Fig. 1. Proposed symmetrical structure.
The newly emerged wide bandgap devices, including both silicon-carbide and gallium-nitride devices, provide a much better figure of merit compared with silicon devices. They can achieve faster turn on/off speed, shorten the current/voltage transition interval, and significantly reduce the switching loss. One benefit of this high-frequency operation is the possibility of utilizing printed circuit boards (PCB) as transformer windings. Compared with a conventional Litz wire-based transformer, the interwinding capacitor increases significantly due to a much larger overlapping area, and a shorter distance between the windings. In addition, to minimize the ac winding loss, the adoption of an interleaved PCB winding structure is necessary in high-frequency operations. This results in an even larger capacitor between the primary and secondary windings. The large interwinding capacitor of the PCB winding transformer forms a very low impedance path for common mode (CM) current, and together with the high dV/dt
brought by fast switching speed, the resultant CM noise is significant. The higher level of CM noise requires larger CM choke in order to comply with industry standards and regulations, and as a result, the whole system efficiency and power density are compromised.
In this paper, using a CLLC resonant converter as an example, a symmetrical resonant converter structure and a symmetrical PCB winding transformer structure are proposed to cancel the CM current through the interwinding capacitor. No additional components are needed, and the interleave between windings is not sacrificed.

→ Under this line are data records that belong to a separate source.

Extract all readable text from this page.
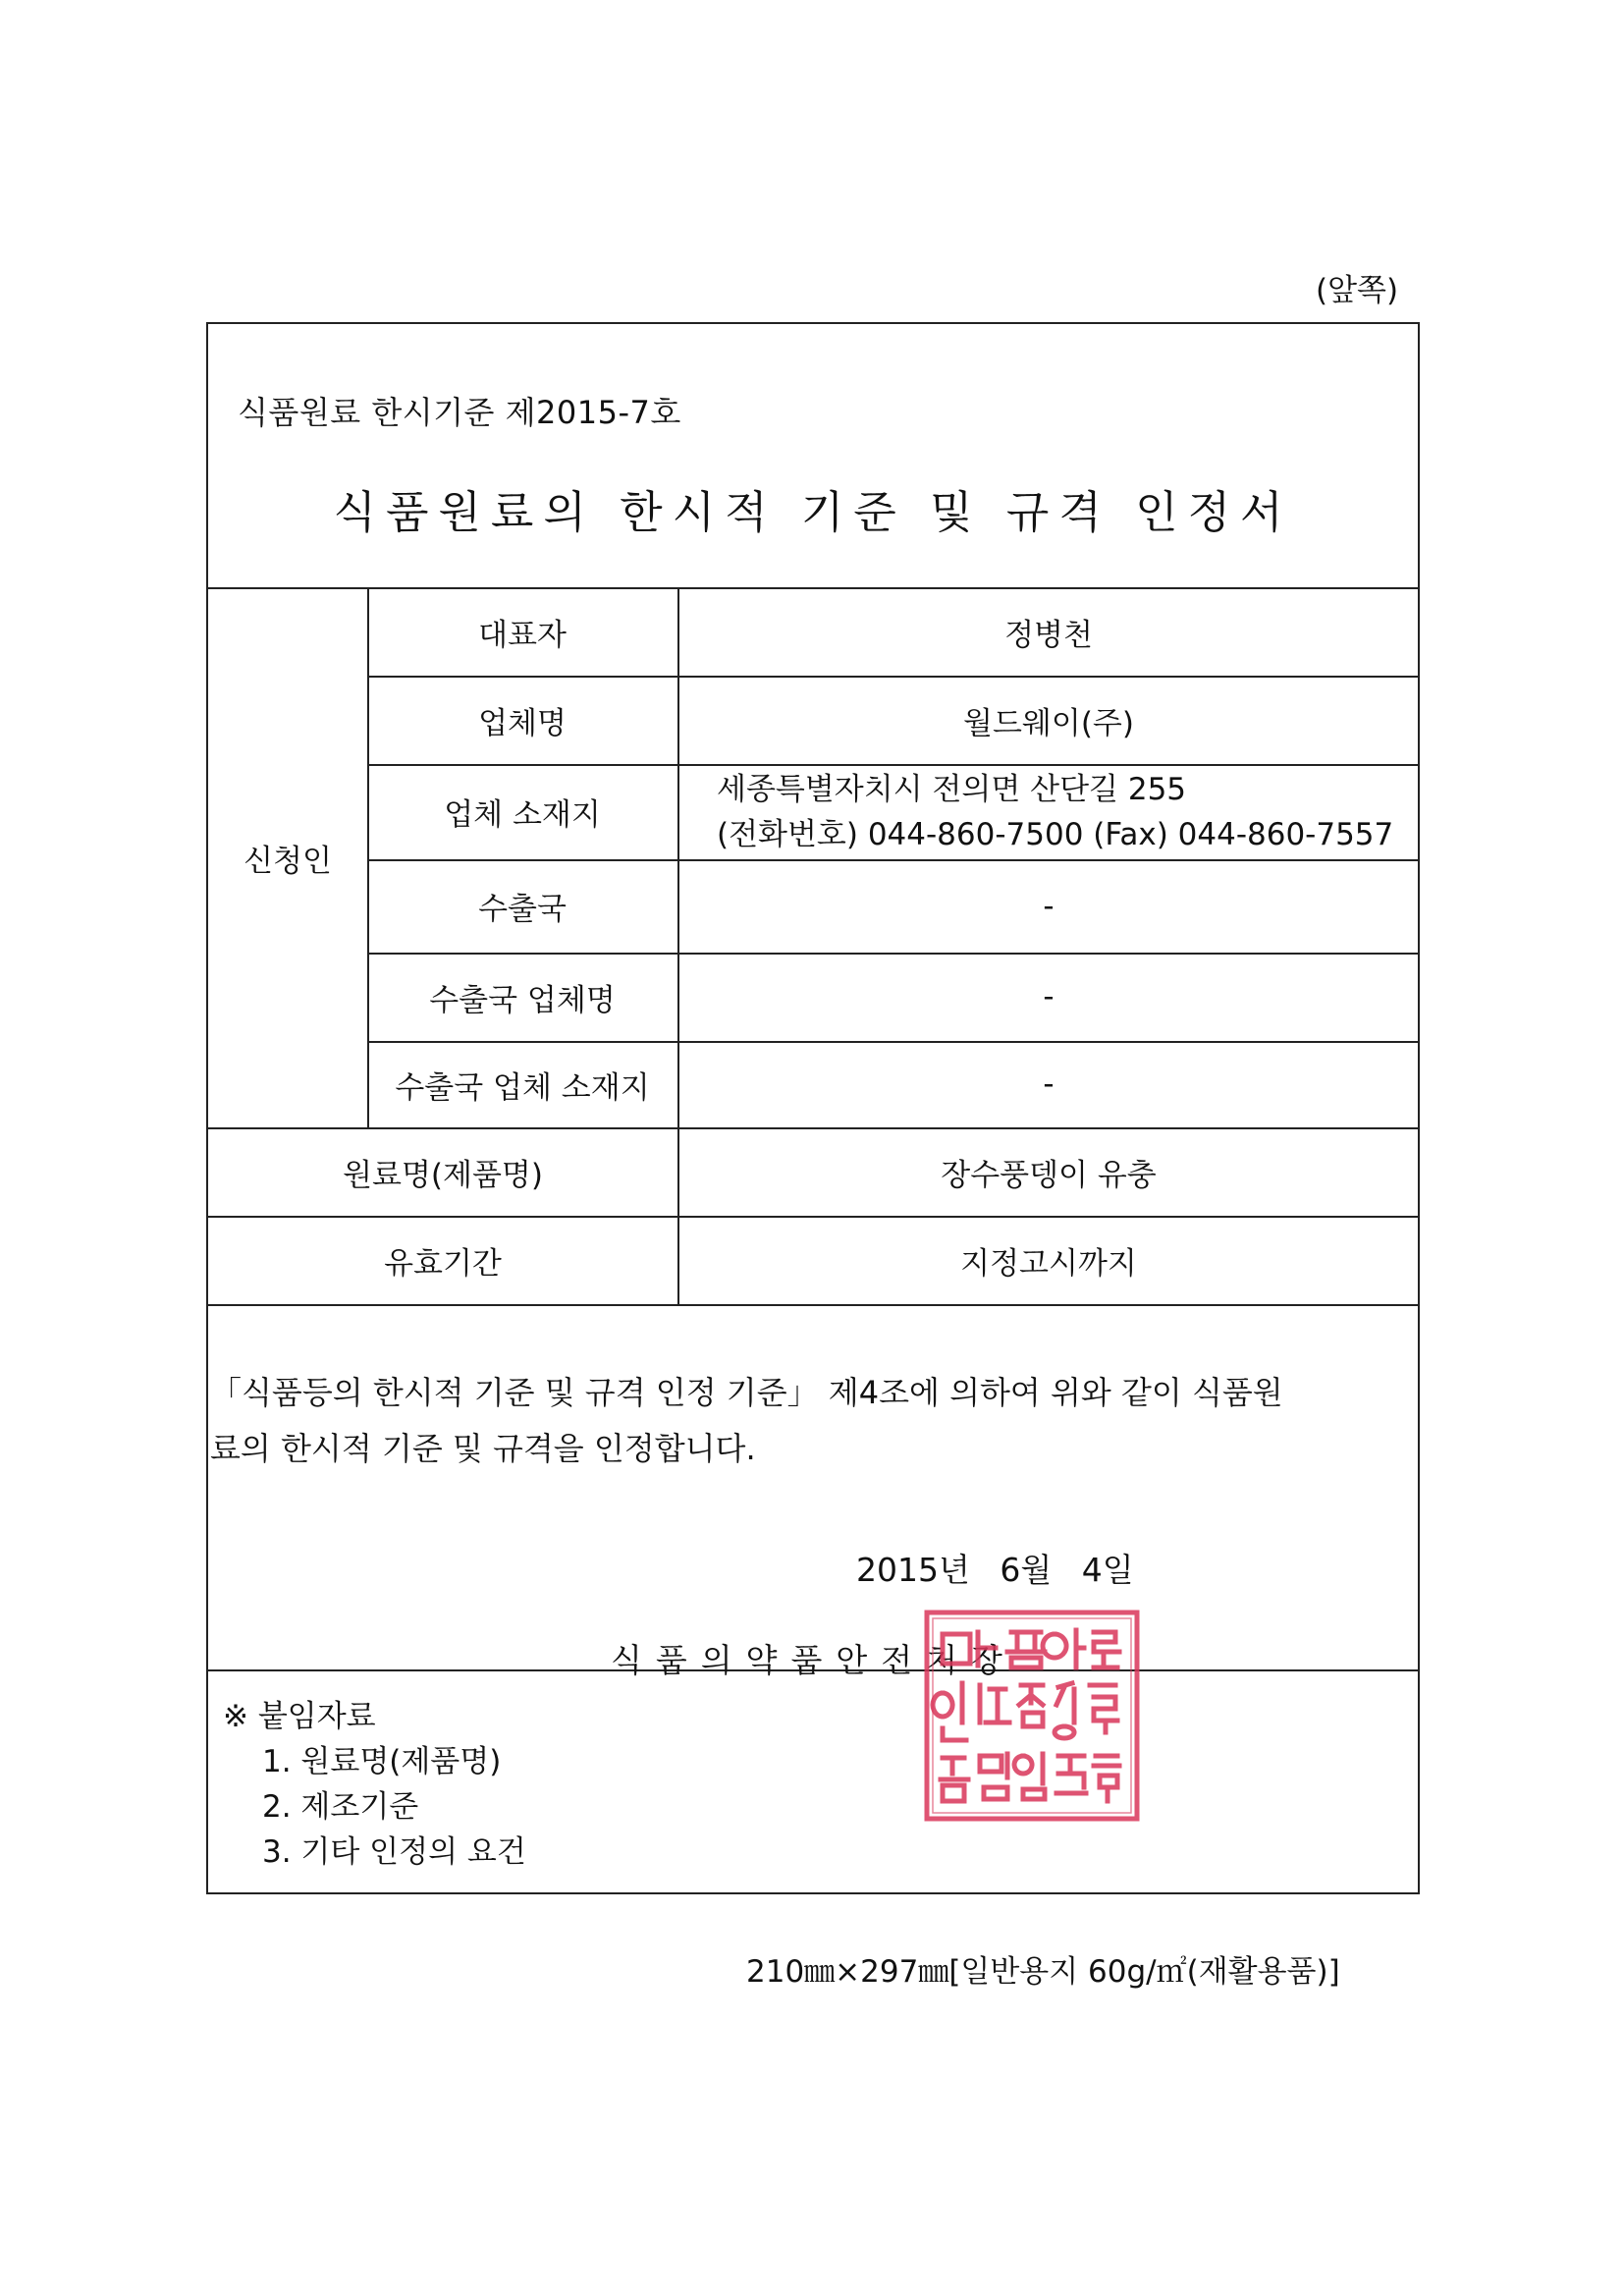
(앞쪽)
식품원료 한시기준 제2015-7호
식품원료의 한시적 기준 및 규격 인정서
신청인
대표자
업체명
업체 소재지
수출국
수출국 업체명
수출국 업체 소재지
정병천
월드웨이(주)
세종특별자치시 전의면 산단길 255
(전화번호) 044-860-7500 (Fax) 044-860-7557
-
-
-
원료명(제품명)	장수풍뎅이 유충
유효기간	지정고시까지
「식품등의 한시적 기준 및 규격 인정 기준」 제4조에 의하여 위와 같이 식품원
료의 한시적 기준 및 규격을 인정합니다.
2015년 6월 4일
식품의약품안전처장
※ 붙임자료
1. 원료명(제품명)
2. 제조기준
3. 기타 인정의 요건
210㎜×297㎜[일반용지 60g/㎡(재활용품)]
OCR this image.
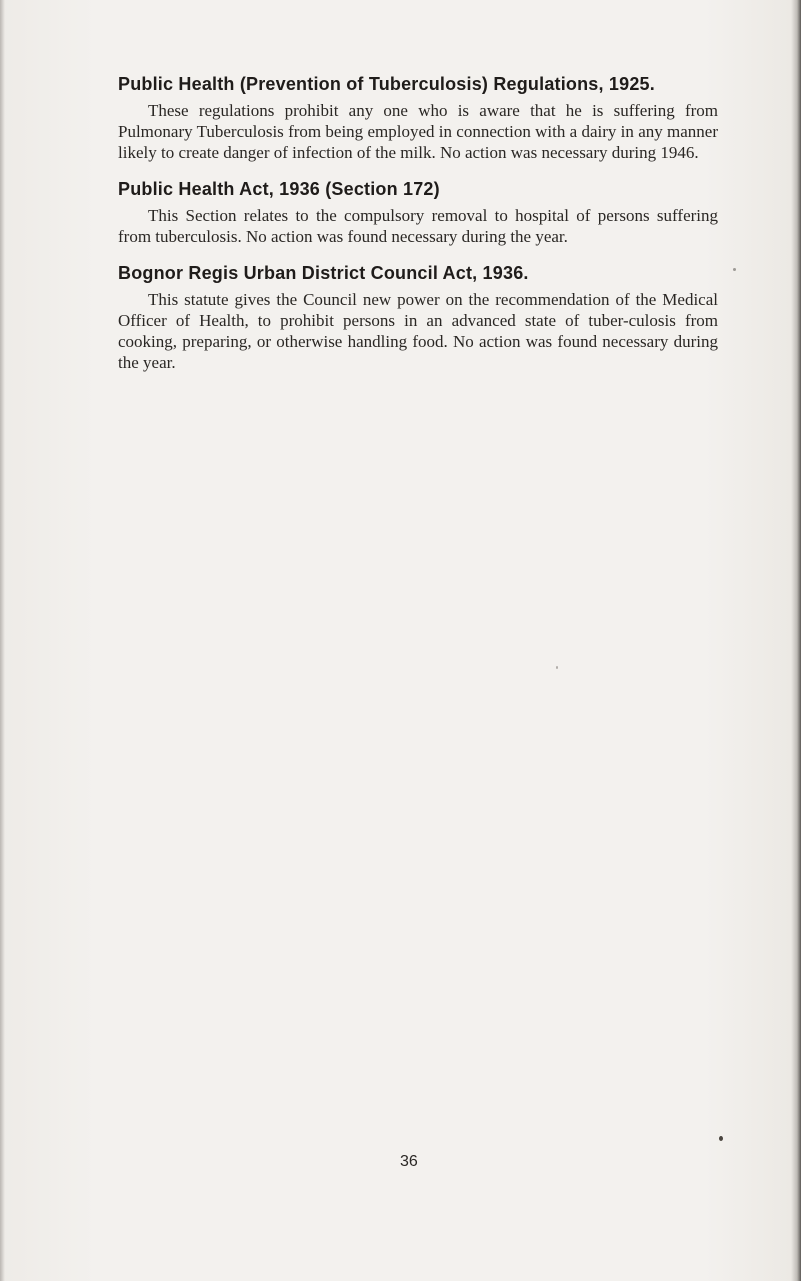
Public Health (Prevention of Tuberculosis) Regulations, 1925.

These regulations prohibit any one who is aware that he is suffering from Pulmonary Tuberculosis from being employed in connection with a dairy in any manner likely to create danger of infection of the milk. No action was necessary during 1946.

Public Health Act, 1936 (Section 172)

This Section relates to the compulsory removal to hospital of persons suffering from tuberculosis. No action was found necessary during the year.

Bognor Regis Urban District Council Act, 1936.

This statute gives the Council new power on the recommendation of the Medical Officer of Health, to prohibit persons in an advanced state of tuber-culosis from cooking, preparing, or otherwise handling food. No action was found necessary during the year.

36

A 6.6 kW 500 kHz CLLC resonant converter is built to verify the proposed symmetrical structure. The prototype has 130 W/in3
power density, including the heatsink and cold plate. The CM noise spectrum is tested to demonstrate the superior performance of the proposed symmetrical structure, as shown in Fig. 2. From the measurement results, we can see that the proposed symmetrical resonant converter structure and the symmetrical transformer structure can significantly reduce the CM noise in the system, both for fundamental switching frequency and its high order harmonics.
Fig. 2. Testing results of EMI performance with the proposed split capacitor and symmetrical transformer connection.